The stock of WOR was trading at $12.430 on 10 October 2019 (AEST 03:10 PM) with a market capitalisation of $6.54 billion. The 52-week low and high trading range of the stock stands at $10.720 to $19.307, respectively. The stock is available at a price to earnings multiple of 34.53x while the dividend yield of the stock stands at 2.19%. The stock has generated negative return of 16.92% and 15.92% during the last three months and six months, respectively.
Caltex Australia Limited (ASX: CTX)
Caltex Australia Limited (ASX: CTX) is a fuel supplying company with more than 2,000 company-owned or affiliated sites in Australia.
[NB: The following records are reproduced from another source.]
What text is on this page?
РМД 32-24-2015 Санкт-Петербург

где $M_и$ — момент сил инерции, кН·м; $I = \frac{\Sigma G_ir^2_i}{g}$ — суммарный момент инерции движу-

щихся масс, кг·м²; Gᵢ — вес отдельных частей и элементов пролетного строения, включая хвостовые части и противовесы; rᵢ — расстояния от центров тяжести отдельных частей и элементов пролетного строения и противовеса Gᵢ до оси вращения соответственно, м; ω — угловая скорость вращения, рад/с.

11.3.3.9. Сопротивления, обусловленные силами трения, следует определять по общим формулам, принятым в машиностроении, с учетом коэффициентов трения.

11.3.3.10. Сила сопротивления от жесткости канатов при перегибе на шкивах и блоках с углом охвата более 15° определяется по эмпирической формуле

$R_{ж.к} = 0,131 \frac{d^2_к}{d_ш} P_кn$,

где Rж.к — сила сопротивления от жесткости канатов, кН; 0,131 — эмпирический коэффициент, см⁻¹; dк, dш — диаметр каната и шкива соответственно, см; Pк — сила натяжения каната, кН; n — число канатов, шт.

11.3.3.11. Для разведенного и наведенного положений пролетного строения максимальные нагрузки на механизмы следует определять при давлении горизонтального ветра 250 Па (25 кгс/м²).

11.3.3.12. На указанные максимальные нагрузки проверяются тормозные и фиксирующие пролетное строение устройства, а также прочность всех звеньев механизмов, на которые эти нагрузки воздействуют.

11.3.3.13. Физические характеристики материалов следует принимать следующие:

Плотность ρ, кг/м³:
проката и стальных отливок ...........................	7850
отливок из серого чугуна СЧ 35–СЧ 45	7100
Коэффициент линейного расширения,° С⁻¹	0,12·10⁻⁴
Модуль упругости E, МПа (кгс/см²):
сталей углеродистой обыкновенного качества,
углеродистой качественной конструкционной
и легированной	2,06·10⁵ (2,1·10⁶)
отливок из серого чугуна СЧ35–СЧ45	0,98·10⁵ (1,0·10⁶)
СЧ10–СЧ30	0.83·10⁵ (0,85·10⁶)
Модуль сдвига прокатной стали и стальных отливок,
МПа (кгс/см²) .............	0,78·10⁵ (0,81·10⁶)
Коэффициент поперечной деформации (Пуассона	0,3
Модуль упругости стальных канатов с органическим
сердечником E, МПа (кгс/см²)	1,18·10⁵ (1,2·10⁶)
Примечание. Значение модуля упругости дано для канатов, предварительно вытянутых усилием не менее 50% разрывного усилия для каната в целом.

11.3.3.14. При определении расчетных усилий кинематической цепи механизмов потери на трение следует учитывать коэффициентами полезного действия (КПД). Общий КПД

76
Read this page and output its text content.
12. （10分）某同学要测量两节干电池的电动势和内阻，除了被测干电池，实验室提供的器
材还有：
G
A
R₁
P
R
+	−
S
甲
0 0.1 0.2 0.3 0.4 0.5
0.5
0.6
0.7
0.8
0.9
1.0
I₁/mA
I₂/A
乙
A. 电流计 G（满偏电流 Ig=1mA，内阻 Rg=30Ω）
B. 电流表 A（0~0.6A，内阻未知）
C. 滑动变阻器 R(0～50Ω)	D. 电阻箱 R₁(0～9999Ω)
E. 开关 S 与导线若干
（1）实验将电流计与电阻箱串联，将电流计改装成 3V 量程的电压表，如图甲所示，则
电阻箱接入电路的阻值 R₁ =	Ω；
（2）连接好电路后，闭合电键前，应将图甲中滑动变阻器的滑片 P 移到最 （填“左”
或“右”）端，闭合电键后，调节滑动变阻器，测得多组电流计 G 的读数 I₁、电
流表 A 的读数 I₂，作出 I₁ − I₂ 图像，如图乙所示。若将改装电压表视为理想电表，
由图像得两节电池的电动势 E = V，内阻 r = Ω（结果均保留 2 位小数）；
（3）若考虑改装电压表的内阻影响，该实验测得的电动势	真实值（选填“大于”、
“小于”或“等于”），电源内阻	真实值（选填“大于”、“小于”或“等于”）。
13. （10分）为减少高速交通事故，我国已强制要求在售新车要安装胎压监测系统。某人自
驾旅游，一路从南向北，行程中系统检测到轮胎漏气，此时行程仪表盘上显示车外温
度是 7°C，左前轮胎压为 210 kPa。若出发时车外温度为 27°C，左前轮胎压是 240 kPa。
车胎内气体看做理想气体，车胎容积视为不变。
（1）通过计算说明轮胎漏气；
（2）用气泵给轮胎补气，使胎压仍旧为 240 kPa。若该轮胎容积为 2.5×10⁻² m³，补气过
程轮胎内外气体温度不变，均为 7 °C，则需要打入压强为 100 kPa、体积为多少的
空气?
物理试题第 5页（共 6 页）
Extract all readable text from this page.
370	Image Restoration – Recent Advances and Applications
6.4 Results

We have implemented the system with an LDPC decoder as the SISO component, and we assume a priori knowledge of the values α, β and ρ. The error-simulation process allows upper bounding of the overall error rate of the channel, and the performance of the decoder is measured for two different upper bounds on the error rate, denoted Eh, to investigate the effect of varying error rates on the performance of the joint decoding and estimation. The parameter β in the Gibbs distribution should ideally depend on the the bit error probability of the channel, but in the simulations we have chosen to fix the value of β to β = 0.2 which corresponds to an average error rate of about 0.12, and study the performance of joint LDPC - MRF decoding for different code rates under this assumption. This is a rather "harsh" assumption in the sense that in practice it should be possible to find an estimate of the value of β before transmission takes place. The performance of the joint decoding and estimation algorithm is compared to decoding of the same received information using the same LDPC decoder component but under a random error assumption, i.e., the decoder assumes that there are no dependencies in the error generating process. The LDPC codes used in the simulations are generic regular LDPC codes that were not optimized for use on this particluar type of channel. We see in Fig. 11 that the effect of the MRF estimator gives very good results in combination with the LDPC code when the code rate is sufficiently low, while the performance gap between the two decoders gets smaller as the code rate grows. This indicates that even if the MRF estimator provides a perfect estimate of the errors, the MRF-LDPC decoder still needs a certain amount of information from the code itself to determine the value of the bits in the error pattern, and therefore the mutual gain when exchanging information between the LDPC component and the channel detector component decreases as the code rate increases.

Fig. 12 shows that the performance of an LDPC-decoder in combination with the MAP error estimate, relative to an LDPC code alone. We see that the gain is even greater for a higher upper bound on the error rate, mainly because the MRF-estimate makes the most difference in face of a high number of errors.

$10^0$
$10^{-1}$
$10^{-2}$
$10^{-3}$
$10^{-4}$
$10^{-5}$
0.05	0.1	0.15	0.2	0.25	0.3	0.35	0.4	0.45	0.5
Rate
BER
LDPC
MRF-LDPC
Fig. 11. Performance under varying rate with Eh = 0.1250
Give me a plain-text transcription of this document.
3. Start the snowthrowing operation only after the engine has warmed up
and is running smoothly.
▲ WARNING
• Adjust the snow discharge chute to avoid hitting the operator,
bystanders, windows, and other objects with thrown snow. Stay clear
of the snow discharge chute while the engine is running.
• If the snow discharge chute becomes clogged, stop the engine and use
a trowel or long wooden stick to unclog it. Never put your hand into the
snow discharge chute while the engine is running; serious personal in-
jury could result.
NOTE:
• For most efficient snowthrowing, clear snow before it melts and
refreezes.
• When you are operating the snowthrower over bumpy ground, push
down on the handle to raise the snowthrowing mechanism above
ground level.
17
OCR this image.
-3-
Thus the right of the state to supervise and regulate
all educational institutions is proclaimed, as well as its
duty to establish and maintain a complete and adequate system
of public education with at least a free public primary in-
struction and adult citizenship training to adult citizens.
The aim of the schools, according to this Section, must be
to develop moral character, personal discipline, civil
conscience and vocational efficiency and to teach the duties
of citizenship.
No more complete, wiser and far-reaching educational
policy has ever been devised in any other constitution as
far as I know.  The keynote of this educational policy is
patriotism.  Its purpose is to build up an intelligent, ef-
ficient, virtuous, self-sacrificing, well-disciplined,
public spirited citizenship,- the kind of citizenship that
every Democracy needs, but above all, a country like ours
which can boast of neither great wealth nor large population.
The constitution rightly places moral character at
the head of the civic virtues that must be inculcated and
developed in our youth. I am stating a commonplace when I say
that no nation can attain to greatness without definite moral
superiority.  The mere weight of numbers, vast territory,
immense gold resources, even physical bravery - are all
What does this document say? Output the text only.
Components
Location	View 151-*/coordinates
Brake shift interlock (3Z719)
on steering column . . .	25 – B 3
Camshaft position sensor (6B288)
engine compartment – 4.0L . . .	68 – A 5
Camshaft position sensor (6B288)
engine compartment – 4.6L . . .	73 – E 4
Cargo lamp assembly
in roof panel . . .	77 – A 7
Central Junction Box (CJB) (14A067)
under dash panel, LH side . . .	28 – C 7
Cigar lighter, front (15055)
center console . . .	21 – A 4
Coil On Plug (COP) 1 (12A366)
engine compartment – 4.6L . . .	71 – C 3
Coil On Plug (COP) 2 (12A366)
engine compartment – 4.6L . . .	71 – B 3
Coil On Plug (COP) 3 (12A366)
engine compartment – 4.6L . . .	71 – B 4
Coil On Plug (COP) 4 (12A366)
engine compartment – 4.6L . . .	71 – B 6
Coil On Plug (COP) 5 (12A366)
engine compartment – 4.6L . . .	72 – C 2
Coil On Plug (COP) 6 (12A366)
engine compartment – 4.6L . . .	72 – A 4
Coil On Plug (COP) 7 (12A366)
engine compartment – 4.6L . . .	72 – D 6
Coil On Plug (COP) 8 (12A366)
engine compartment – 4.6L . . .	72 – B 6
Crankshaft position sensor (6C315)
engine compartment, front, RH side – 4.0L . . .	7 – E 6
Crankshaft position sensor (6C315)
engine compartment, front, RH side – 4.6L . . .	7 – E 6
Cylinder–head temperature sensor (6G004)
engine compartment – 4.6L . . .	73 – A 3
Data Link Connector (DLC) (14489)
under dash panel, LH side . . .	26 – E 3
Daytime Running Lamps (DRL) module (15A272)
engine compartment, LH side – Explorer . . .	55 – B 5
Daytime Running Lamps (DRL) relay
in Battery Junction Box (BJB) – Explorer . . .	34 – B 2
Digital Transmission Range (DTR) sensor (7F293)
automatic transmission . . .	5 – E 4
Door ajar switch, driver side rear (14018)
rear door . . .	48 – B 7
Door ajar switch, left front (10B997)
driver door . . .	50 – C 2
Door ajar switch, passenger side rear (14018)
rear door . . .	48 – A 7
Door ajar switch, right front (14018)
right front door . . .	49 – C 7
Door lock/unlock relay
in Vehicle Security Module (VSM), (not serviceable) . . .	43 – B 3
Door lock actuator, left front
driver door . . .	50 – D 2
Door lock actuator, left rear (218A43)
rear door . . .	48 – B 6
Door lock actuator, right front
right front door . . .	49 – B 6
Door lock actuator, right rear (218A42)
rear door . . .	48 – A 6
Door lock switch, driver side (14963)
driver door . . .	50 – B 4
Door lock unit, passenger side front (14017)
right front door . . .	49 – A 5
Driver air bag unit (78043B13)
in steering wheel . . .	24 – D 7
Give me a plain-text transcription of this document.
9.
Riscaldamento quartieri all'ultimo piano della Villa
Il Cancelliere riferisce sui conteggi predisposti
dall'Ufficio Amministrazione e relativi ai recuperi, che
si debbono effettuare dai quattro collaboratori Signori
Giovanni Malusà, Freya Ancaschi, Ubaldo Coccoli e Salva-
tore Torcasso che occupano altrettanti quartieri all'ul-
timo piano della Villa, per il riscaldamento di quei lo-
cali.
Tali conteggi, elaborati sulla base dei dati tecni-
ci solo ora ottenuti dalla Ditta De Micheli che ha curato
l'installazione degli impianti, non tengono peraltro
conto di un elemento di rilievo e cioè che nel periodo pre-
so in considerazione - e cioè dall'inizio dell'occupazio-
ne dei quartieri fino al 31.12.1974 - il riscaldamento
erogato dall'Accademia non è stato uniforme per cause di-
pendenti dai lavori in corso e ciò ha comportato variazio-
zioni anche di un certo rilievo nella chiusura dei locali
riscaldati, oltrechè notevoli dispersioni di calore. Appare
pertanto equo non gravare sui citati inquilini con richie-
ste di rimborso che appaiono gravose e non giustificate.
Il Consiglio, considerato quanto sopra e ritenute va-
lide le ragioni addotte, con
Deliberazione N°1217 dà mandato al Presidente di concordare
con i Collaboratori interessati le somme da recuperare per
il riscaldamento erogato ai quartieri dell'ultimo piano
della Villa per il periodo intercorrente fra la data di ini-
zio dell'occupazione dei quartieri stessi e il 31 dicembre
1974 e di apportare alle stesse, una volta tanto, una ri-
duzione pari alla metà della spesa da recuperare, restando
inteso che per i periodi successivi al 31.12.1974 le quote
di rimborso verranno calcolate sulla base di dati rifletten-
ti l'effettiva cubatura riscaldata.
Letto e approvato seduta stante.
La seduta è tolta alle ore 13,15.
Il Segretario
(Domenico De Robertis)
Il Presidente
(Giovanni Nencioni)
Key Operating Highlights for H1FY19
CTX reported Total Fuel Revenue during H1FY19 ended 30 June 2019 at $2,119 million as compared to $2,070 million in the same period a year ago, while EBIT stood at $85 million as compared to $161 million on pcp. Network Shop Revenue during the year stood at $543 million, remaining flat on the year-ago period. The company reported total shop revenue at $429 million as compared to $330 million during the six-month period ended June 2018.
Source: Company’s Reports
As per the management guidance, 2019 CRM sales expected at ~5.5BL, due to earlier advised closures and economic decision to lower feedstock purchases. The company expects that freight differential and premiums for Australian grade products provide ongoing protection to Lytton’s earnings. The company has downgraded its 2019 capex to $300 million. CTX will continue expansion across Gull New Zealand and Seaoil in the Philippines. The company will divest ~50 sites to maximise value to shareholders. The company has guided of a dividend payout ratio of 50-70% in FY19.
The stock of CTX was trading at $25.370 on 10 October 2019 (AEST 03:26 PM) with a market capitalisation of $6.37 billion. The 52-week low and high trading range of the stock stands at $20.52 to $30.47, respectively. The stock is available at a price to earnings multiple of 19.81x while dividend yield of the stock stands at 3.65%. The stock has generated a negative return of 0.35% and 5.62% during the last three months and six months, respectively.